Fiziken bir milim bile kıpırdamanıza imkân vermeyen, boğucu, insanı kahredici ve ölüm düşüncesinin kurtuluş olduğuna inandıran bir hapishane tasvir ettim size. Burada olduğunuzu düşündüğünüzde daha sık soluk alma ihtiyacı hissettiniz mi ya da kalbinize hafif bir sıkışma hissi yerleşti mi? İşte ben bu duyguyu her gün yaşıyorum. Siz sadece benim kapana kısıldığım hapishanemi göremiyorsunuz. Daha doğrusu o hapishaneyi gördüğünüzde sizin normlarınıza uyduğu için fark etmiyorsunuz bile. Siz bana bakınca ‘normal’ bir erkek görüyorsunuz. Ben hiçbir zaman bu bedeni ve bu bedenin bana sunduklarını istemedim ki. İstemediğimi hiçbir zaman yüksek sesle söyleyemesem de her gece yatağımda reddettiklerimi içime haykırdım. Ailem farkında erkek bedenine mahkûm olmuş bir kadın olduğumun ama bunu dile getirmem yasak. İki ölüm arasında tercih yapmamı istiyorlar. Kısa yoldan daha acısız bir şekilde beden ölümümü gerçekleştireceğim ya da bu reddedilişi her gün yaşayarak yavaş yavaş ruhumu öldüreceğim. Bir insanın on dört yaşındayken daha basit sorunları olmalı, bana yaşatılanlar haksızlık.


Her gün onların kalıplarına uymadığım için reddedilmenin olağanlığını haykırıyorlar yüzüme. Hatta kendi aralarında bunun tedavi edilmesi gereken bir hastalık olduğunu söylüyorlar, biliyorum.
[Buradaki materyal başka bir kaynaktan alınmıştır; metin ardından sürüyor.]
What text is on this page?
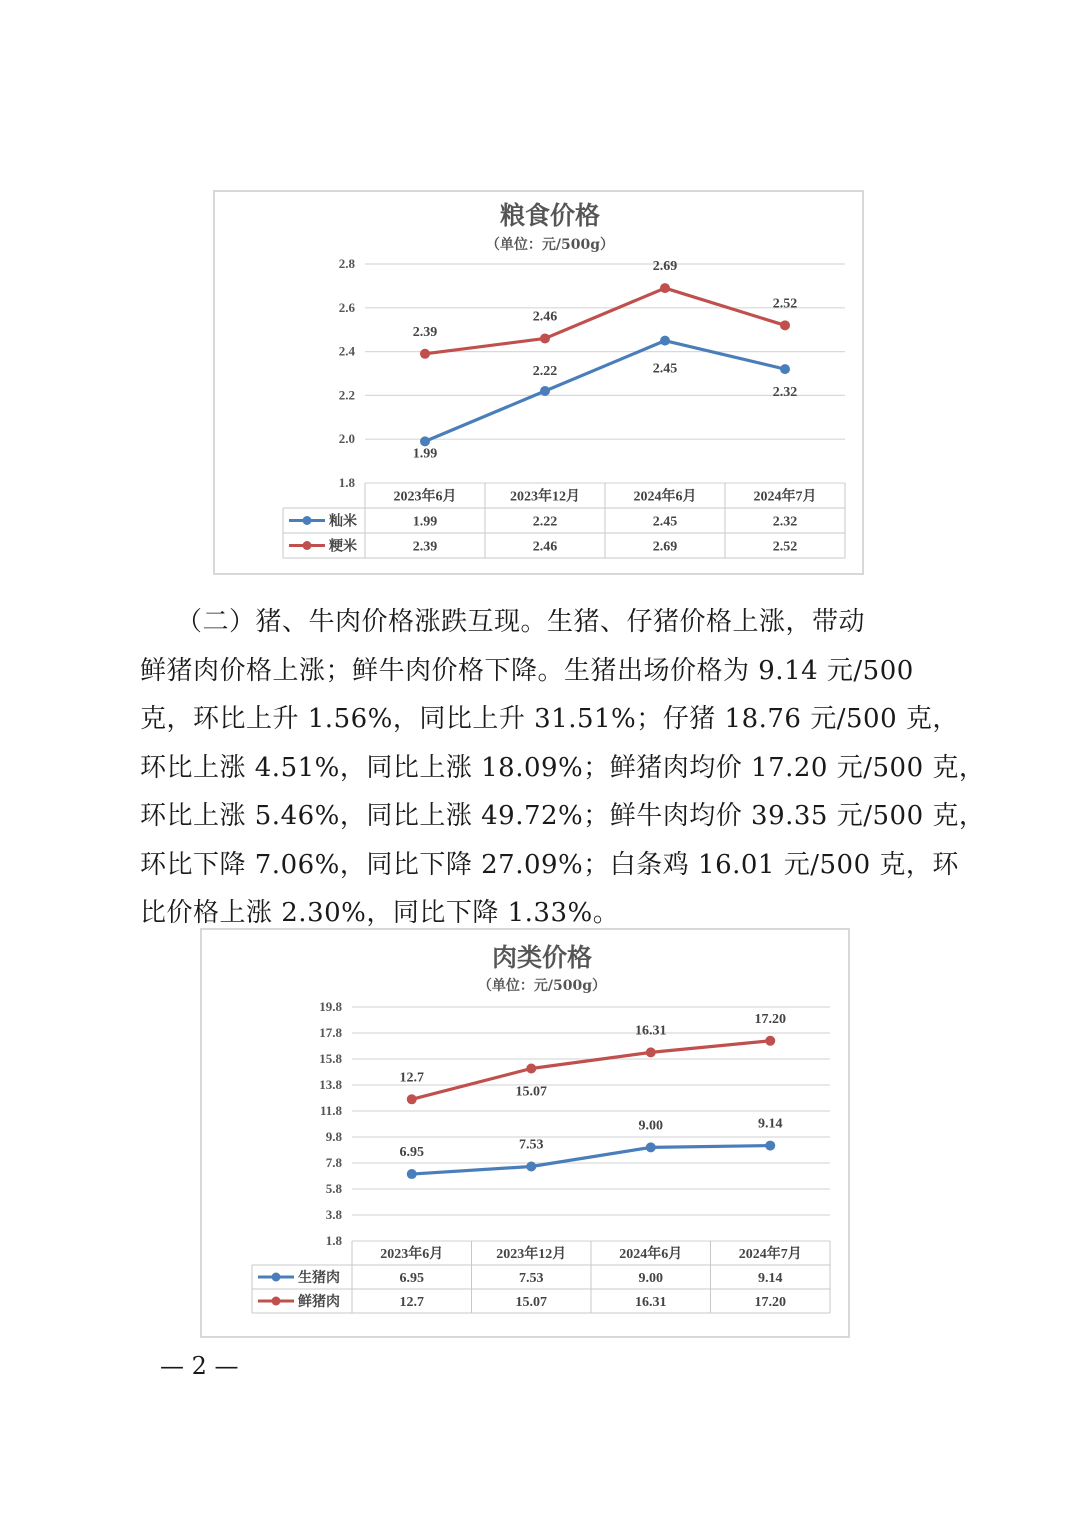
粮食价格
（单位：元/500g）
1.8
2.0
2.2
2.4
2.6
2.8
2023年6月	2023年12月	2024年6月	2024年7月
籼米	1.99	2.22	2.45	2.32
粳米	2.39	2.46	2.69	2.52
1.99
2.22	2.45
2.32
2.39
2.46
2.69
2.52
（二）猪、牛肉价格涨跌互现。生猪、仔猪价格上涨，带动
鲜猪肉价格上涨；鲜牛肉价格下降。生猪出场价格为 9.14 元/500
克，环比上升 1.56%，同比上升 31.51%；仔猪 18.76 元/500 克，
环比上涨 4.51%，同比上涨 18.09%；鲜猪肉均价 17.20 元/500 克，
环比上涨 5.46%，同比上涨 49.72%；鲜牛肉均价 39.35 元/500 克，
环比下降 7.06%，同比下降 27.09%；白条鸡 16.01 元/500 克，环
比价格上涨 2.30%，同比下降 1.33%。
肉类价格
（单位：元/500g）
1.8
3.8
5.8
7.8
9.8
11.8
13.8
15.8
17.8
19.8
2023年6月	2023年12月	2024年6月	2024年7月
生猪肉	6.95	7.53	9.00	9.14
鲜猪肉	12.7	15.07	16.31	17.20
6.95
7.53
9.00	9.14
12.7
15.07
16.31
17.20
— 2 —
Annem ilk kez beni, ben dokuz yaşındayken evde kimsenin beni göremeyeceğini düşündüğüm bir zaman diliminde onun makyaj malzemeleriyle makyaj yaparken yakalamıştı. Beni gördüğü anda yüzünün aldığı şekli, gözlerine yerleşen ifadeyi unutmam mümkün değil. O bakışlarda her şey vardı; kırgınlık, hayal kırıklığı, kızgınlık… Tek bir şey yoktu o bakışlarda, anlayış. O gün dövdü beni, çok dövdü. Bir daha bu yaptığını tekrarlayacak olursan seni öldürürüm bile dedi dokuz yaşındaki çocuğuna. Sözde en kıymetlisi biricik çocuğuna. Ertesi gün yediğim dayağın acısından yatağımdan hiç çıkamadım. Bu hapishanenin ilk tuğlasını o gün attı annem. Tanıdığım herkes sözleşmişçesine benim hapishanemi inşa ettiler yavaş yavaş. Kendimi anlatmayı çok istedim, beni anlamalarına muhtaçtım ama olmadı. Kendimle savaşımda hep tek başınaydım. Bu sindirilmişlik içime o kadar işlemiş ki, hâlâ ‘kendimle savaşım’ diyorum. Halbuki ben ne istediğimi, ne olduğumu biliyorum. Kendimle barışmama bile izin vermiyorlar. Bedeni özgür bırakmama müsaade etmedikleri gibi ruhumu onarılmaz derecede kırıp elimden almaktan da geri durmuyorlar. Gitmem gerekiyor. Ardıma bile bakmadan kaçmam gerekiyor yoksa bu insanlar, bu ev, bu beden beni öldürecek.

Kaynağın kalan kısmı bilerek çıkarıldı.